Als sei die Empfindung nicht anders zu schildern
Als wär’n die Herrn Dichter nur fähig zu denken!“
Ich nicke sanft, schenk‘ ihnen Brot
Das Gift drin wirkt vor Abendrot
Und schwer wie Blei senkt sich die Ruhe
Auf das abendplane Rund
Das Gequake und Gebuhe
Schweben durch den See gen Grund
Vom Balkon der erhöhten Maxvorstadt ins Netz gesetzt.
Zeugen der Dichtung
Ich habe mein Heim nicht über den Dächern
Sondern siedle bescheiden im Dache
Wo Vogelvisiten betäuben und krächern
Beobachtungszögerlich, was ich da mache …

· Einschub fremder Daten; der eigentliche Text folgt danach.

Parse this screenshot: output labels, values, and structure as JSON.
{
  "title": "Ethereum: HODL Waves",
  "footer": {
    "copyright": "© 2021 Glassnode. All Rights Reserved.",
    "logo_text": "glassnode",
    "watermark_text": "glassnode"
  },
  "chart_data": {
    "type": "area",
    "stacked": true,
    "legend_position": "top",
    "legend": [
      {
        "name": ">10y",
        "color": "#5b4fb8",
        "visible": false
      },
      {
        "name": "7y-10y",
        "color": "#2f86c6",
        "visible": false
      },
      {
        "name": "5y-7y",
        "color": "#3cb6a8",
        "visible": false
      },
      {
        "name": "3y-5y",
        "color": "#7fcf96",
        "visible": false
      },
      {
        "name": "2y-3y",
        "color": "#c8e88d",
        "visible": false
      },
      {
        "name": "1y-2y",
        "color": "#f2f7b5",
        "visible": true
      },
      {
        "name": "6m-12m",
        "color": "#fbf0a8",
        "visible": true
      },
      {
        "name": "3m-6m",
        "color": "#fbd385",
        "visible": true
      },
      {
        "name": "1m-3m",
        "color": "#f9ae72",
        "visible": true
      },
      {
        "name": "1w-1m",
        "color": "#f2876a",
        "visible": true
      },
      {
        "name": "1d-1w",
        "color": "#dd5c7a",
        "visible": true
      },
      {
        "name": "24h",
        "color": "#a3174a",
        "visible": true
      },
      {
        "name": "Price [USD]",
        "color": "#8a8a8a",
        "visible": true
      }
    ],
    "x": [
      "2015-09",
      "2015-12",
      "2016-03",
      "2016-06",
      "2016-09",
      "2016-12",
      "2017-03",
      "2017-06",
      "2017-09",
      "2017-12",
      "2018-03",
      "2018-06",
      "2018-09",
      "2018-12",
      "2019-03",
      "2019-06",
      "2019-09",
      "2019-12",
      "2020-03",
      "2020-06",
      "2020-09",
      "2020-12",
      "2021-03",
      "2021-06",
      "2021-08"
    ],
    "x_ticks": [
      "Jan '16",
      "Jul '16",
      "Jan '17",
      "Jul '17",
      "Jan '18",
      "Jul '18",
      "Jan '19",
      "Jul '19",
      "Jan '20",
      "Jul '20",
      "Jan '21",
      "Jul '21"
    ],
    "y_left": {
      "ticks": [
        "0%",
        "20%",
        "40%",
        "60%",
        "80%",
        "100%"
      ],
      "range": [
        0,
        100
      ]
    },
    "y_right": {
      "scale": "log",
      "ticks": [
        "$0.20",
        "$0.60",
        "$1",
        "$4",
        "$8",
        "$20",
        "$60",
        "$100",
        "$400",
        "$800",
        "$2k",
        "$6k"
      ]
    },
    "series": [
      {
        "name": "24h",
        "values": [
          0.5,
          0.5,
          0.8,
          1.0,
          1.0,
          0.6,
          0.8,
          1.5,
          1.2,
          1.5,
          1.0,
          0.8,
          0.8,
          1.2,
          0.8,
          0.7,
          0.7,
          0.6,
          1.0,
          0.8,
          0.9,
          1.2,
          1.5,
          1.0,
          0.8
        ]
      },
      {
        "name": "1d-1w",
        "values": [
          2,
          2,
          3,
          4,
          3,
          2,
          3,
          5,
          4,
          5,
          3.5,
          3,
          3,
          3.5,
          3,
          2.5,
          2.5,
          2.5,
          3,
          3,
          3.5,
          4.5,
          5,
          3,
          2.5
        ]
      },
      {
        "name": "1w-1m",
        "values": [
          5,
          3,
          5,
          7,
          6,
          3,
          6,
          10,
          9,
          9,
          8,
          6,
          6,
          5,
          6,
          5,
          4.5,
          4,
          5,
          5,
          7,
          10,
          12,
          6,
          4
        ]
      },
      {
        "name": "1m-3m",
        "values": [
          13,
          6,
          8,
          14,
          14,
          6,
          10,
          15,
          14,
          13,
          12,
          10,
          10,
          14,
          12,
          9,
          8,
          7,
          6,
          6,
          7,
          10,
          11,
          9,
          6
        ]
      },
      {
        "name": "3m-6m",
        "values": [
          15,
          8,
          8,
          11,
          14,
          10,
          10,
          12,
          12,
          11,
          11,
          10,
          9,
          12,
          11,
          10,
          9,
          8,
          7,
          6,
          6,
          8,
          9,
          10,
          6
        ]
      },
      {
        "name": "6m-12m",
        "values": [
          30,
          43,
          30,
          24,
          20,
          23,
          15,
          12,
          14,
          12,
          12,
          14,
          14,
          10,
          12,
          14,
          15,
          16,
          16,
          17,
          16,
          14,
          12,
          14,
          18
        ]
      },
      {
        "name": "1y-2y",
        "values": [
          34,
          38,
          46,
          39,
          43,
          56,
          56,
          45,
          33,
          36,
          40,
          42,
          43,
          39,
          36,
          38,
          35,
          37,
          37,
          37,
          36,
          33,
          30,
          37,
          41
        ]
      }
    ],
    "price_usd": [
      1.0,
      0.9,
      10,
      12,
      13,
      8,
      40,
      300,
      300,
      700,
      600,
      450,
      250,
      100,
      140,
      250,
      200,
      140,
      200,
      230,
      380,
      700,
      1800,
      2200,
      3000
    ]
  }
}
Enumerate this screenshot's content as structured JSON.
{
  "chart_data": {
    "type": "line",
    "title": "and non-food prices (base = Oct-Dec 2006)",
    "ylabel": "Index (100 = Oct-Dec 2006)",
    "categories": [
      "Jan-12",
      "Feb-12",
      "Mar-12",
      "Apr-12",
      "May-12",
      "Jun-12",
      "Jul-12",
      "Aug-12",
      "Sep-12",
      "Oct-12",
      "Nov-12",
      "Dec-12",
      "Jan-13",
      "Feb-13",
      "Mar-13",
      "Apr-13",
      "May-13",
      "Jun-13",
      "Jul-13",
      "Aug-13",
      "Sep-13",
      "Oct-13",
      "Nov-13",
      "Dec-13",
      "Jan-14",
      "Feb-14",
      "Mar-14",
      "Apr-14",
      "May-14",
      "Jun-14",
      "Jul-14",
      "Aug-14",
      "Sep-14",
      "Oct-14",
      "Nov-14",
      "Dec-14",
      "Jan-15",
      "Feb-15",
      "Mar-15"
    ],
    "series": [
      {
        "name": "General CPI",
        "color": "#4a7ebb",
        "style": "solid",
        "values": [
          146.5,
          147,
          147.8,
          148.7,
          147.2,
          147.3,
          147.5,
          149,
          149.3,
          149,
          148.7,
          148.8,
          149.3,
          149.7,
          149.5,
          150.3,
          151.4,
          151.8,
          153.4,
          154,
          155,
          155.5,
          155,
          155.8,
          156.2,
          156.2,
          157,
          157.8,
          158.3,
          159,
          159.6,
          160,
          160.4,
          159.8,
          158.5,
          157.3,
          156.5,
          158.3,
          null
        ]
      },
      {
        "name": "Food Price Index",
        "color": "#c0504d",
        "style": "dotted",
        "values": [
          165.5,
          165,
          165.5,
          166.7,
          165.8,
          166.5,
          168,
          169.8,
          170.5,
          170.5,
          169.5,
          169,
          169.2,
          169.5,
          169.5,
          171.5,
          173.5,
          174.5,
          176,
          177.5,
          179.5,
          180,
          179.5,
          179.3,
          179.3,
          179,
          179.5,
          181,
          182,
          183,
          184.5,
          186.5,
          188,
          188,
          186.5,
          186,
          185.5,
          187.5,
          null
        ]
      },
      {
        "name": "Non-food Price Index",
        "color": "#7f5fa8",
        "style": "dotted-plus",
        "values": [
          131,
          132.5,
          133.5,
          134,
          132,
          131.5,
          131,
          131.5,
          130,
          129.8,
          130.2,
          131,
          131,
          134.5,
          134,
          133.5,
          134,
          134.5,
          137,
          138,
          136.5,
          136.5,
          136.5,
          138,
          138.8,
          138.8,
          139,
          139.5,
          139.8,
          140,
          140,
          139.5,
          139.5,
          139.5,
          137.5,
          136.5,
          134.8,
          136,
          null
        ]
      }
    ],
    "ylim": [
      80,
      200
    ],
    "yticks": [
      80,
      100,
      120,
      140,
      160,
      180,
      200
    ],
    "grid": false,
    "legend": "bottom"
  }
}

„Na, Gedichte, du Piepe! Und zwar über dich!“
Das Angesicht zu Angedicht
Behagt den frag’nden Vögeln nicht
Und solch Fokusse fürchtend, verpissen sie sich
Vollmai’sige Prachtidyllen allenthalben. Insbesondere ein paar Regionalbahnhalte vor München.
Dichtung und Wahrheit
Ersinn‘ dir den ruhigsten Garten der Welt
Wohin sich kein Ton der Verrohung gesellt
Wo das sprießende Grünen im Überfluss quellt
Und sich blütenschwer Zweige in Windstille wiegen
Wo idyllisch ein Schweigen die Farben erhellt
Alle Pflichten im Schoß dieses Rückzugs versiegen
Wo die Aura der Stille die Quengler verprellt
Bis das drängelnde Draußen sich selber erschießt
Nur noch Vogelgezwitscher jed‘ Kampftöle bellt
Sich die Schönheit der Schöpfung dem Auge ergießt
Dort, wo sich ein Vers für den Eindruck verstellt
Es gäb‘ diesen ruhigsten Garten der Welt
Schlecht drauf, oder was? Erste Abrechnungen – und das zum Nicht-Mal-Zenit der Tour?
Über Fragen
Fragst mich, warum ich Menschen hasse?
Weil sie diesen Moloch der geltenden Masse
Bilden
Ungebildet bleiben
Eingebildet übertreiben
Frag mich, wieso sollt‘ ich wohl weiterhin schreiben!
Weil das Doofe der Welt sich fragen soll:
„Was hört der Kerl nicht einfach auf?“
Die Blasierten der anderen Seite sich voll
Echauffier’n soll’n: „De Aff‘ schafft’s net wekklisch hier nauf?!“
Und so gedopt, verheiz‘ ich mich
Dass nichts je meinem Eifer glich
Erst, wenn alles schreit: „Hey, wir könn’n nichts erkennen!